We want to feel comfortable walking into a party, speaking up at work, and most importantly being ourselves, whoever the hell that is (at that point). The ideal is such a stud compared to the bumbling, fumbling oh so human selves that we are. This is where the unlearning must start so we can reconnect with that oh so human part of our selves and realize that this is the foundation on which we must build on. Not James Bond in a tuxedo or Beyonce in a bodysuit. That’s right. Mr. and Mrs. Bumbles and Fumbles becomes ground zero and the foundation upon which we begin to understand who we are.
As we learn more about who we are, we learn more about what we must overcome. It is the intimate knowledge of our lack, that allows us to share meaningful experiences with others.
For our experience to resonate with someone else, it must ring true. It is impossible for someone who has never felt crippling fear to talk about how to overcome it. People who write or speak about procrastination have most likely experienced the pitfalls of extreme procrastination.
To be empowered by something, we must intimately know the disempowerment of the other.
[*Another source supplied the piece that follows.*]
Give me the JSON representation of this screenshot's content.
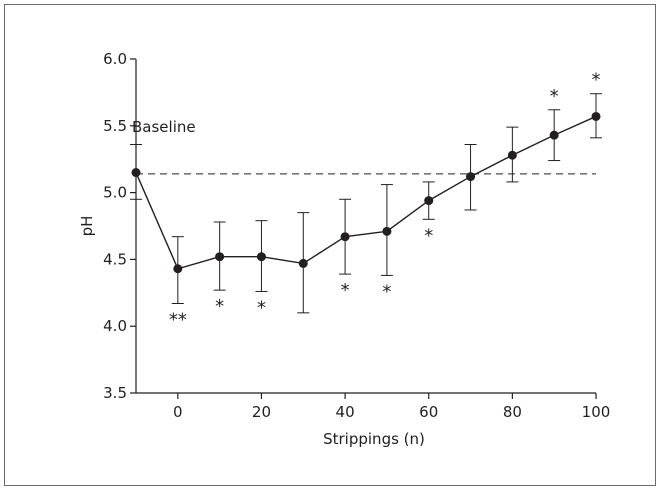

The feeling of disempowerment becomes the compass that guides us towards the inner work that we must do.
When we are forced to let go of our perceived ideal, we allow ourselves to no longer be fragments of idols and ideals. We open the floor to tango with our messy and weird selves.
The quote by Austin Kleon at the beginning of this article is an incomplete quote. The quote in its entirety says: “It is our failure to become our perceived ideal that ultimately defines us and makes us unique. Thank God.”